Par cet arrêt, la chambre sociale de la Cour de cassation affirme qu’il résulte des dispositions de l’article L. 123-1 du code du travail devenu L. 1142-1 du même code, interprété à la lumière des articles 2, paragraphe 3, et 5 paragraphe 1, de la directive n° 76-207-CEE du Conseil du 9 février 1976 du Conseil des Communautés Européennes relative à la mise en oeuvre du principe de l’égalité de traitement entre hommes et femmes en ce qui concerne l’accès à l’emploi, à la formation et à la promotion professionnelle et les conditions de travail, qu’une salariée, pour laquelle une promotion a été envisagée par l’employeur, ne peut se voir refuser celle-ci en raison de la survenance d’un congé de maternité.

 

Dans l’espèce, une salariée, qui occupait de fait les fonctions de poste de responsable de direction depuis 17 mois, et qui remplissait les conditions pour le faire, n’avait pas été nommée à ce poste à son retour de congé maternité.
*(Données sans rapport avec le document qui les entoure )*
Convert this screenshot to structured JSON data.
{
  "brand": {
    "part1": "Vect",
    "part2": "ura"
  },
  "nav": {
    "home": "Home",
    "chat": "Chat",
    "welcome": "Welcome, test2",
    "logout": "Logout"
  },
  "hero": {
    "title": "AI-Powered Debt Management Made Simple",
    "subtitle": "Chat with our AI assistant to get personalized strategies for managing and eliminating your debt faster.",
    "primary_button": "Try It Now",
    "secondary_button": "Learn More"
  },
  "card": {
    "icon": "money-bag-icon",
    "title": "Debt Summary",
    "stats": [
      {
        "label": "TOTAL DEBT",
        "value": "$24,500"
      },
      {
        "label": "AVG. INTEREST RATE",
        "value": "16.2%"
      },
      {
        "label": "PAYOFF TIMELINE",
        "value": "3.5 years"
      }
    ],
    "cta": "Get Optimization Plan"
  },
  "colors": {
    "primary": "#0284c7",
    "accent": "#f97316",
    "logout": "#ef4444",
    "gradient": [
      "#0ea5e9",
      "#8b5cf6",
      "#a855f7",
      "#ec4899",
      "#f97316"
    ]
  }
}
La Cour de cassation approuve la cour d’appel d’avoir considéré que l’employeur avait agi de manière discriminatoire, en nommant sur ce poste un salarié masculin venant d’un autre secteur, puis, après le départ à la retraite de ce dernier, un autre collègue masculin, seul le congé maternité pouvant expliquer que la salariée n’ait pas été retenue.

 

Cet arrêt s’inscrit dans la logique jurisprudentielle tant de la Cour de cassation que de la CJCE. Un arrêt du 19 juillet 1998, rendu après question préjudicielle posée à la CJCE, a jugé que les articles, paragraphe 3, et 5 paragraphe 1, de la directive du 9 février 1976 du Conseil des communautés européennes relative à la mise en oeuvre du principe de l’égalité de traitement entre hommes et femmes en ce qui concerne l’accès à l’emploi, à la formation et à la promotion professionnelle et les conditions de travail, s’opposent à une réglementation nationale qui prive une femme du droit d’être notée et, par voie de conséquence, de pouvoir profiter d’une promotion professionnelle par suite d’une absence de l’entreprise en raison d’un congé de maternité (Soc., 18 juillet 1998, Bull., 1998, V, n° 392 ; CJCE, 30 avril 1998, aff. C-136/95, Rec., I, n° 02011). Il s’agissait en l’espèce d’une discrimination indirecte, ce qui n’est pas le cas dans le nouvel arrêt. Mais une telle analyse est bien évidemment transposable à un cas de discrimination directe.